As a black activist, Marquez is no stranger to what she denounces as “structural racism.” In 2014, she was forced to leave her community in the town of La Toma due to threats after she campaigned against illegal mining and its rampant use of mercury.

She had previously made a name for herself resisting a planned hydroelectric project.

Colombian environmental activist Francia Marquez. PHOTO: AFP

Water, for her, is more important than any financial consideration – in fact, it was this mentality that pushed her to study environmental legislation to better defend the rights of black and indigenous communities.

Several months before the attempt on her life, Marquez was awarded the Goldman Environmental Prize – but the increased visibility didn’t deter her assailants from their attack.
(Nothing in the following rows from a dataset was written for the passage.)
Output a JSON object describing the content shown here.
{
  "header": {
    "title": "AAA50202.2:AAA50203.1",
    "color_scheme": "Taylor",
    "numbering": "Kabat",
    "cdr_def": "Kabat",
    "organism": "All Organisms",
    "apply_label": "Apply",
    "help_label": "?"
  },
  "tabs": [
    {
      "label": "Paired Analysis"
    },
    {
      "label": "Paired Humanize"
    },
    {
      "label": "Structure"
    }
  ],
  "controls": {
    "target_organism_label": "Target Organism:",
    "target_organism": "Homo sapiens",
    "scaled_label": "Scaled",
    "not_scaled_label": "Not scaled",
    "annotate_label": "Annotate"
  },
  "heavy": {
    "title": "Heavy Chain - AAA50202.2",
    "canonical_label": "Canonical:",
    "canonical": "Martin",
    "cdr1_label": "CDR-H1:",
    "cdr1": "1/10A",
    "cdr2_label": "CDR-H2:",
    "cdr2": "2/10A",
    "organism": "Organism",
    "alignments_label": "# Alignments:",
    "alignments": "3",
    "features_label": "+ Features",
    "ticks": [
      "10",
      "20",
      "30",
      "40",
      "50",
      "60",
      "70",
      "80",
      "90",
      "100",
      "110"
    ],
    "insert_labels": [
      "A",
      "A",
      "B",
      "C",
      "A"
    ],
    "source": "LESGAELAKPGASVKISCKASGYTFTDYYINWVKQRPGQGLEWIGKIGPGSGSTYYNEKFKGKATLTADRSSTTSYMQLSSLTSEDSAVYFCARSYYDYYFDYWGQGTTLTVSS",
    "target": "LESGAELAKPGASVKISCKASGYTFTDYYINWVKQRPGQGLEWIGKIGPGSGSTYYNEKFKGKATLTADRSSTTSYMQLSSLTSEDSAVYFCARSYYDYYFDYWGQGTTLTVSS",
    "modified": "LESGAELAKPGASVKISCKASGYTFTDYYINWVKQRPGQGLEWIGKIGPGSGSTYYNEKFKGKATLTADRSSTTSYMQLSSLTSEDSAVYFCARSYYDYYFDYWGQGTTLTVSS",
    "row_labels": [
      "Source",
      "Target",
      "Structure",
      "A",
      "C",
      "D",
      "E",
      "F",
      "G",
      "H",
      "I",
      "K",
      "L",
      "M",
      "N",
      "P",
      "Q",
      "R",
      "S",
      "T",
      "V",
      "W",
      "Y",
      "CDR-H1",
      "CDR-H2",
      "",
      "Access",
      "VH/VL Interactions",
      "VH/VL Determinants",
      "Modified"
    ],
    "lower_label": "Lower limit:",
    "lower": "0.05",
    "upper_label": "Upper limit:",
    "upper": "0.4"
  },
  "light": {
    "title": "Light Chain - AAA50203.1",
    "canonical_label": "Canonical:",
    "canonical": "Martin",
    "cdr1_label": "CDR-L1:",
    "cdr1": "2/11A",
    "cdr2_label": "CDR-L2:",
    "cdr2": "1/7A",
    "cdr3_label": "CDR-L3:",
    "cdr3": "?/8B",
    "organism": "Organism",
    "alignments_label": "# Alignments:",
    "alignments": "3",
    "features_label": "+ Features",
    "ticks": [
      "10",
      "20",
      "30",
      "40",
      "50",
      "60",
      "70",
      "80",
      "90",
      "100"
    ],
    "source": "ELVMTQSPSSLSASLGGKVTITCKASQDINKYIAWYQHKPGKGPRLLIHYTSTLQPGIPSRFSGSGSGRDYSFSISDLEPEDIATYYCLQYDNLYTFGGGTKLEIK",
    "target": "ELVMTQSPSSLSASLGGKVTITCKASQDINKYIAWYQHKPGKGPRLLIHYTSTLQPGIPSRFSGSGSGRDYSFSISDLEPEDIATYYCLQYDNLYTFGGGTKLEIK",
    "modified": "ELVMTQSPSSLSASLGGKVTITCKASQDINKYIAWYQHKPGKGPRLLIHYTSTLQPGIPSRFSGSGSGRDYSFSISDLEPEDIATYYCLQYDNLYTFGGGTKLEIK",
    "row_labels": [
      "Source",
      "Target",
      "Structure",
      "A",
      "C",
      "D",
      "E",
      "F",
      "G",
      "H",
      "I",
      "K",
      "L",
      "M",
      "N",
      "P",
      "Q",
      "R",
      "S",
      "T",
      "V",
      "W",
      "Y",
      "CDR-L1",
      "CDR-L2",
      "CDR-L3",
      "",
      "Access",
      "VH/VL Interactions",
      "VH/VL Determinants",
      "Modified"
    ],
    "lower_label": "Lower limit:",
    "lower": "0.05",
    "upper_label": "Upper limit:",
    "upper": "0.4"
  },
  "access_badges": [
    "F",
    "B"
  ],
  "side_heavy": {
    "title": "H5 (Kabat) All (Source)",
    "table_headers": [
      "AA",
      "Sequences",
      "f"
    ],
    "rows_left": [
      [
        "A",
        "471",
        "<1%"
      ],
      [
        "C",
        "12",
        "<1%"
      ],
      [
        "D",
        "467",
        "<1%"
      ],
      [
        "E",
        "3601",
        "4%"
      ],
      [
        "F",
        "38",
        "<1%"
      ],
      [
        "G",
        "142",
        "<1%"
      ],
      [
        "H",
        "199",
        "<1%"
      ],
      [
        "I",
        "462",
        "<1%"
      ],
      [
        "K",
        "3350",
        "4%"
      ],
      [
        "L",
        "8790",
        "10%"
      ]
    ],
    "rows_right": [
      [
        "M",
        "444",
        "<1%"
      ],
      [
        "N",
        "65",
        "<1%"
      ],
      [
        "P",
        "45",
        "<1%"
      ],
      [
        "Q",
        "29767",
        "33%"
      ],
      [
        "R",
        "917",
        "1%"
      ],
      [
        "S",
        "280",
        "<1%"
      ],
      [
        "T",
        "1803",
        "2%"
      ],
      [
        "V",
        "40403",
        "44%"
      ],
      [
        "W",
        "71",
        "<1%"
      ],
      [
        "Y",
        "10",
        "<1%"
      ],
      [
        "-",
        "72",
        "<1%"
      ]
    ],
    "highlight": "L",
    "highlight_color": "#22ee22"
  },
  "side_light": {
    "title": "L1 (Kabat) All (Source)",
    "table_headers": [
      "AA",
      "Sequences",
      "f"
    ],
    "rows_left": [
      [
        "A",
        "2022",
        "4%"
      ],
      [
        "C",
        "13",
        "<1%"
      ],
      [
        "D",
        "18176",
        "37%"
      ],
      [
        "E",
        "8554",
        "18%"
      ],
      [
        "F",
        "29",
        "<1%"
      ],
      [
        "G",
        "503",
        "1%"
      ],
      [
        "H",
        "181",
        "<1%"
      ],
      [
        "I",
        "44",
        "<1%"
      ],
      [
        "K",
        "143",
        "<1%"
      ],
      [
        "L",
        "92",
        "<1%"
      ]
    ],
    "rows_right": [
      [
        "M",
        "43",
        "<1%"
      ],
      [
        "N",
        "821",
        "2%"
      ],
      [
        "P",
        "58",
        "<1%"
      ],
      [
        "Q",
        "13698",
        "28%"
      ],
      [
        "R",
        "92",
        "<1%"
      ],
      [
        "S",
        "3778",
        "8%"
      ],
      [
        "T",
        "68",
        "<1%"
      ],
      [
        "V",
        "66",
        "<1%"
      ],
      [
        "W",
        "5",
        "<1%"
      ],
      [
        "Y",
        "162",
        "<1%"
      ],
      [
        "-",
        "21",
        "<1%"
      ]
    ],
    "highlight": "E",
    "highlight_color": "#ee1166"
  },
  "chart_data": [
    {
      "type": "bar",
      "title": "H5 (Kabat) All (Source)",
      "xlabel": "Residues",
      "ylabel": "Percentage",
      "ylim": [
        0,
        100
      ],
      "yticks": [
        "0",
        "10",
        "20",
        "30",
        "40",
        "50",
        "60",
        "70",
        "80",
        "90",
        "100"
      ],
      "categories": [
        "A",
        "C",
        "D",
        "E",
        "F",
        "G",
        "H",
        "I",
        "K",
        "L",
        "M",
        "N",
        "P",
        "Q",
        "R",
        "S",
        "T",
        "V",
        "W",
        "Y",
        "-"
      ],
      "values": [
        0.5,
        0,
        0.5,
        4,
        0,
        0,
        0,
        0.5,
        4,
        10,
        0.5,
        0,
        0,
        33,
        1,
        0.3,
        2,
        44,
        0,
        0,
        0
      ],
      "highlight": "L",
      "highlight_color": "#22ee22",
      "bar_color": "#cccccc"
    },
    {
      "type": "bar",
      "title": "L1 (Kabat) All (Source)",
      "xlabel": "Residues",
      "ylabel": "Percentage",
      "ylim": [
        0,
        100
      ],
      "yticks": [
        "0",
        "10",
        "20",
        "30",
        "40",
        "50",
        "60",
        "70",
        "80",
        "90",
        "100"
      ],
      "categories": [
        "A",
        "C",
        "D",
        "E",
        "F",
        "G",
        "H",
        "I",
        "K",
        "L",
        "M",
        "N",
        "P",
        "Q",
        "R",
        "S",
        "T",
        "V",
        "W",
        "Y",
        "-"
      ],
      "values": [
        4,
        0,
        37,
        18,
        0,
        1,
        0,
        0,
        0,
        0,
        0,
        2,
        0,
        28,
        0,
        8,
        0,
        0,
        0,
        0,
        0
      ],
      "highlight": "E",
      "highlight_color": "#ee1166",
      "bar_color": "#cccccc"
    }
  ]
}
Now under state protection, Marquez lives far from her home region, but she hasn’t let fear mar her commitment to the environment.

The “need for structural transformation to avoid the ecological crisis facing the planet” clashes with the desire for “the accumulation of capital,” Marquez told AFP.

The fight, she said, is uneven considering “the weapons with which they kill us social leaders, but it’s obvious that our voice is a threat.”

It’s a complex issue in a region that is no stranger to enduring conflict.

In 2016, a historical peace deal brought an end to a half-century of armed resistance by the Revolutionary Armed Forces of Colombia (FARC) left-wing rebels.

FARC guerrillas, as well as guerillas from the National Liberation Army (ELN) left-wing rebel group, plus drug-traffickers, illegal miners and right-wing paramilitaries continue to fight each other and the armed forces for control of the region’s lucrative resources.

In the middle of it all are environmental activists like Marquez and the communities that live in the region.

“We started receiving death threats in our territory when we found ourselves faced with mining grants that had been authorised… to multinational companies and foreign third parties that viewed our territory simply as a potential for extracting riches.”

For the black, indigenous and peasant communities, Colombia’s peace deal has not lived up to expectations, and “now we’re experiencing the upsurge in violence,” Marquez said.

But when it comes to the environment, “human activity is constantly destroying ecosystems.”

“In the countryside, all economic projects in one way or another affect the environment: Illegal and legal ones,” she added.

“Legal projects like sugar cane in the region affect the environment… but so too does illegal and unconstitutional mining.

“By unconstitutional, I’m talking about mining promoted by the Colombian state but without rules to ensure responsible mining in environmental terms.”

Marquez said the value extracted from mining doesn’t justify the damage done to the environment.

There’s additionally the government battle against the cocaine trade, in which it has long tried to destroy illegal coca plantations through fumigation.

“We fumigate the coca but we poison the river, we poison the territory, we poison the community’s meagre food sources,” said Marquez.

The communities she’s struggled to protect are now faced with the coronavirus pandemic in addition to government neglect and armed conflict.

But Marquez isn’t cowed.

“All my life I’ve been at risk,” she said.